The Virtual Drive option can be used from the host system to image/restore/copy a virtual hard drive, just as you would a real hard drive. To do that, you would point IFL at virtual hard drive file, such as a VMDK file (VMWare), or a VHD file (VPC). Virtual Box uses VDI hard drive files by default, but can also use VMDK and VHD files. This subject is covered in the IFL manual, starting on page 30, where you'll find more details on it.

You can also run IFL within a VM. In this case, the drives would be seen as "real" hard drives within the VM, and you could save images to drives within the VM, or to an external drive (such as a USB drive), or you could mount a network share and save the image to that.
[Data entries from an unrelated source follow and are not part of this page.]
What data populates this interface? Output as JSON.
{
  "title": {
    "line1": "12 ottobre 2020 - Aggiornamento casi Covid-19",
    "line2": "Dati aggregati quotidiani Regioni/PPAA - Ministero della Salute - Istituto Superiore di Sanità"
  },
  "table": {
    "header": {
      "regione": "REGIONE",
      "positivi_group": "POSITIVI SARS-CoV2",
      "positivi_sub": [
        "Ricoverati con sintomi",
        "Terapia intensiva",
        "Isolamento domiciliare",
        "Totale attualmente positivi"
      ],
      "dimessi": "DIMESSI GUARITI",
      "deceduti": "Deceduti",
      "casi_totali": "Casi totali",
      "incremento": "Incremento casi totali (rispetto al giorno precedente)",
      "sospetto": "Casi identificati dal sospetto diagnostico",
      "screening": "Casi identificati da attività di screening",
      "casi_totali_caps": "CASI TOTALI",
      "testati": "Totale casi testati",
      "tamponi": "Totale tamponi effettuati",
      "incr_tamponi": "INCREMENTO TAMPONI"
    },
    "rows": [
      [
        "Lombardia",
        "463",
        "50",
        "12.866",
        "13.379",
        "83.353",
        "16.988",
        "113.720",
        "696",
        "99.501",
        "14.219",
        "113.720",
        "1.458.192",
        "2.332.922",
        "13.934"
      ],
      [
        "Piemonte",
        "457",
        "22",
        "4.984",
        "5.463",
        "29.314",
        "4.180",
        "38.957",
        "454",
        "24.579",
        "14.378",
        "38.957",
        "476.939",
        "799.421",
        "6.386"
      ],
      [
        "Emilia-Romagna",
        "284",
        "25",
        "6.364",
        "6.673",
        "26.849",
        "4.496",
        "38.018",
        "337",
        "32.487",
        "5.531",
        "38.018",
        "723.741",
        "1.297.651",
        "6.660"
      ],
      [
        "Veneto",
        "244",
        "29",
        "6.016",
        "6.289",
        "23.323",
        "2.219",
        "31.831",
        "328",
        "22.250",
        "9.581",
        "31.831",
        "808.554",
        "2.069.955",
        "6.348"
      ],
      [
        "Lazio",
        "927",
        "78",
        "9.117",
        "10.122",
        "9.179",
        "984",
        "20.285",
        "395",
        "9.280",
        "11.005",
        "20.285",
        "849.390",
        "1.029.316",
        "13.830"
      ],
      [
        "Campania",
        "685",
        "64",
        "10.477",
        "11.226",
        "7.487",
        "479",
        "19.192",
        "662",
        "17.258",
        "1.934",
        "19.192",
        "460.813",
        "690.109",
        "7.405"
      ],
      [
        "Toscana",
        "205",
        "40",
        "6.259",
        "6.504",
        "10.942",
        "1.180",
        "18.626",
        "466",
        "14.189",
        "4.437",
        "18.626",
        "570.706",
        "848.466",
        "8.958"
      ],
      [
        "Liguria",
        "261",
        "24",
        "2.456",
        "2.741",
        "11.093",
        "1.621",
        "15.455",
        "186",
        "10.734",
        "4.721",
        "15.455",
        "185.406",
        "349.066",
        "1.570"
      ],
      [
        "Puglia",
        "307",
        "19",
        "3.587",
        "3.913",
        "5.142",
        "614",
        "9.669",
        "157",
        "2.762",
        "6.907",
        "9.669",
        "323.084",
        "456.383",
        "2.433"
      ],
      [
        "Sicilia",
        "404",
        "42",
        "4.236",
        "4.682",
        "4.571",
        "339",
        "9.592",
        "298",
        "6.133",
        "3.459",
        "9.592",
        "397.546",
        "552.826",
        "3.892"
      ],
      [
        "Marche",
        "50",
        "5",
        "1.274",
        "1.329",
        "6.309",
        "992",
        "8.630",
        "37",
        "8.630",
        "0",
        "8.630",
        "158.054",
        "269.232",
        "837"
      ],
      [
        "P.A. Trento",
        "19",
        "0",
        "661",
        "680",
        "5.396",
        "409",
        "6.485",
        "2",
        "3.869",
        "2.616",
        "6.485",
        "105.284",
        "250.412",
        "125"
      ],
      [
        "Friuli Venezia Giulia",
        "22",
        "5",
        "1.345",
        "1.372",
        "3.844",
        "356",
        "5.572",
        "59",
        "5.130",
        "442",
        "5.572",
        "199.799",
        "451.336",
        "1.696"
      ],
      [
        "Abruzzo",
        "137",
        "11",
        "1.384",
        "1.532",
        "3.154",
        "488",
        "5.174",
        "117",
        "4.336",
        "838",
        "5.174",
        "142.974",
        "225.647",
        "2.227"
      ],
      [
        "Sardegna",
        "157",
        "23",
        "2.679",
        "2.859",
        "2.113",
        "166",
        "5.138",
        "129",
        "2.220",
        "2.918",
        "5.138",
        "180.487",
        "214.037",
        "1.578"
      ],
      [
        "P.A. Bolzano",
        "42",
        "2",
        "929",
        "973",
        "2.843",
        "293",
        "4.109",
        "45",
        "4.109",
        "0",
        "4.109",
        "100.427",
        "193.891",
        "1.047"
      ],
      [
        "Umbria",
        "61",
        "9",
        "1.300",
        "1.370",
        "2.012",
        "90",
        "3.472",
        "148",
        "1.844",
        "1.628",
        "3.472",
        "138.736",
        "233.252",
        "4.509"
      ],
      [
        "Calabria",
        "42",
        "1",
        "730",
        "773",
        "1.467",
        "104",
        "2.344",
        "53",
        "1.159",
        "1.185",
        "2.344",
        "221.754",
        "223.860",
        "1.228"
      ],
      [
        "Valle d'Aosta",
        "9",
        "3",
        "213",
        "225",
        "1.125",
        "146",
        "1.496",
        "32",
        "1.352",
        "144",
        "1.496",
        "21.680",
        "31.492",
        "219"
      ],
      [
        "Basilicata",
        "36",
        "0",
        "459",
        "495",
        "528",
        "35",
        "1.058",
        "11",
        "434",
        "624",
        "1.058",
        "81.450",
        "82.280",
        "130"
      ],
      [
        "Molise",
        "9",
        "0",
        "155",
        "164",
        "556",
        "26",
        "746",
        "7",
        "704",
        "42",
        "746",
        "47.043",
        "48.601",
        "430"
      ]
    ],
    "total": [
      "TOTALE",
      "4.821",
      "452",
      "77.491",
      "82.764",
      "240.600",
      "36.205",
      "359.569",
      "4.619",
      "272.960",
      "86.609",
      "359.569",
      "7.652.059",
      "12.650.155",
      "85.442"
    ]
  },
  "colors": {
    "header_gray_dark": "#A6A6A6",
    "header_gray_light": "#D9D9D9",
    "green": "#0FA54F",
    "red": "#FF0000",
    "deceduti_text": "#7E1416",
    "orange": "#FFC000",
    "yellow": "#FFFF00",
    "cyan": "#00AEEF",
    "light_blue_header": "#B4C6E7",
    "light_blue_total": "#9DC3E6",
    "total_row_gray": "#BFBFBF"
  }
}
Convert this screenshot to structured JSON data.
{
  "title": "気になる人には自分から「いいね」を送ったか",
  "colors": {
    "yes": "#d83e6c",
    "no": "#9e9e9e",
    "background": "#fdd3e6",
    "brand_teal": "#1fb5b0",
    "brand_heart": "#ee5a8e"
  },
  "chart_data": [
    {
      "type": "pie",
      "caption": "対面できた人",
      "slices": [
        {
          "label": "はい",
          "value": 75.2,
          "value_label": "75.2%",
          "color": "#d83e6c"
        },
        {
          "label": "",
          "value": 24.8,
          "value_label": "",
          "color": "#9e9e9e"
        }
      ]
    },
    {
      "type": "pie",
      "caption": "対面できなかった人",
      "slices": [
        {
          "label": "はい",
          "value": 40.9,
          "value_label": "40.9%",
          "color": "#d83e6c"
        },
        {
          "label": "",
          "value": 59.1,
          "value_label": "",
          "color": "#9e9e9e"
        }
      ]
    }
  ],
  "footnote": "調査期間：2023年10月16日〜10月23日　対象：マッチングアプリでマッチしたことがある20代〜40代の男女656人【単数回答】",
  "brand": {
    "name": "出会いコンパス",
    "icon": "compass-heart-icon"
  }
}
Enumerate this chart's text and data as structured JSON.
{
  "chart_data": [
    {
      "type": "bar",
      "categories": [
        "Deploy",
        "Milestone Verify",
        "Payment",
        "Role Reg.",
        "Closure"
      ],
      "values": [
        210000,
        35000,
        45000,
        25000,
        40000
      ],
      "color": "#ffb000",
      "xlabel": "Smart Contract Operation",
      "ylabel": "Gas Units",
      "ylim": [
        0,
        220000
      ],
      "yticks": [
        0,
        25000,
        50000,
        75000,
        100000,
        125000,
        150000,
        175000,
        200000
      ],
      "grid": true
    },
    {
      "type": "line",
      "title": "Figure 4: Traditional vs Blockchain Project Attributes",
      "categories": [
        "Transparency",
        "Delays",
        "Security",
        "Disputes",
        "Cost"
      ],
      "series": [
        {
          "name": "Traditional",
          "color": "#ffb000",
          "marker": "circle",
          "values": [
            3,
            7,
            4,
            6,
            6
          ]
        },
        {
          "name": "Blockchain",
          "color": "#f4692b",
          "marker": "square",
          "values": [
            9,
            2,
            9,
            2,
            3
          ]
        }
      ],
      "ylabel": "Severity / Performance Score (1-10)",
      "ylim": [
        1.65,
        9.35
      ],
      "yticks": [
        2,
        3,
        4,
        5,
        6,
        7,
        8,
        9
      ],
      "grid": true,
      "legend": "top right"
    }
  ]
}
Typically, imaging a virtual hard drive from the host system will be faster.

>
> If the program works while within a VM, how does it work within the condition of a
> system that uses Logical Volumes and and a LVM? Thanks. :geek:

IFL can image LVM partitions (the LVM physical volume), but it will treat them as an unrecognized file system, and all sectors will be backed up. This is the brute force method of dealing with them. It does work, but can create very large images.

IFL will recognize indivual LVM volumes once they are activated (from the boot disk, run 'start-lvm' to activate). Once activated, they will show up in IFL as drives that you can image/restore like any other drive. However, when restoring, the physical volume/volume group/LVM structure must already already be in place on the drive. So you couldn't just restore an LVM image to a new, blank hard drive, for example.